A Marine Sniper and the Hidden Violence of Modern Warfare

by Joshua Howe & Alexander Lemons

Pub Date: March 11th, 2025
ISBN: 9781324066330
Publisher: Norton

Powerful collaborative account of a Marine sniper’s journey through the wilderness of war’s toxicity.

This synthesis of combat memoir and environmental polemic follows an equally unorthodox structure, alternating chapters by co-authors Howe, an associate professor of history and environmental studies at Reed College, and Lemons, who “served four tours in Iraq and Kuwait and then came home and became seriously and mysteriously ill” following his 2009 honorable discharge. Howe argues, “Alexander Lemons’s wartime experience exposed him to a crazy cocktail of potentially toxic substances” and traumas. They first met in 2012, with Lemons’ path to graduate studies derailed by spiraling illness, then began working together on this project in 2018, refining an approach they term “historical anatomy.” Howe explains, “Together, we use Alex’s story to rethink the violence we associate with war” but also “include the slow violence of toxic exposures and lasting trauma.” From an athletics-focused Mormon background, Lemons reflects, “I enlisted because I grew up in a family of caretakers.” He believed in the sniper’s exacting standards: “In the logic of the Marine Corps, becoming a sniper was…the one combat job that keeps more Marines safer than any other.” His wartime vignettes are hypnotically brutal, as he attempts to unearth the invisible or intentionally overlooked environmental hazards, from burning trash pits to exposure to heavy metals and depleted uranium, omnipresent in modern warfare.
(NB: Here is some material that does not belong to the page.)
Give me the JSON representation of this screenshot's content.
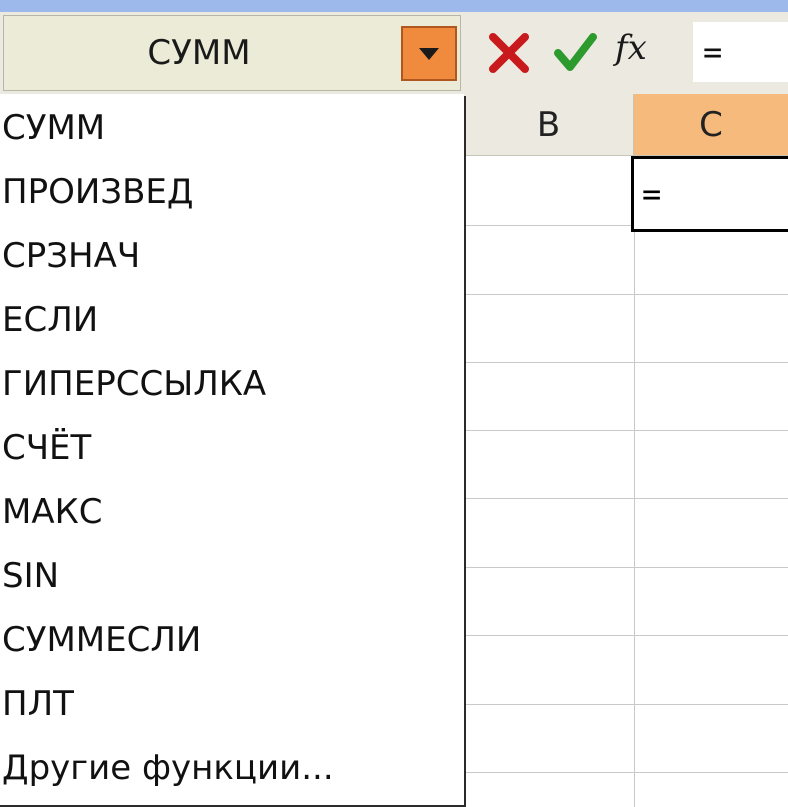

Yet once discharged, Lemons faced a grueling 10-year odyssey through both the VA and integrated medicine to grapple with debilitating conditions brought on by these exposures, alongside PTSD. Their unusual approach can be unwieldy, but it’s engaging; as Howe concludes, “mitigating exposures for both Marines and civilians also requires new forms of strategic thinking about warfare itself.”

Unflinching examination of the hidden costs of American-style war.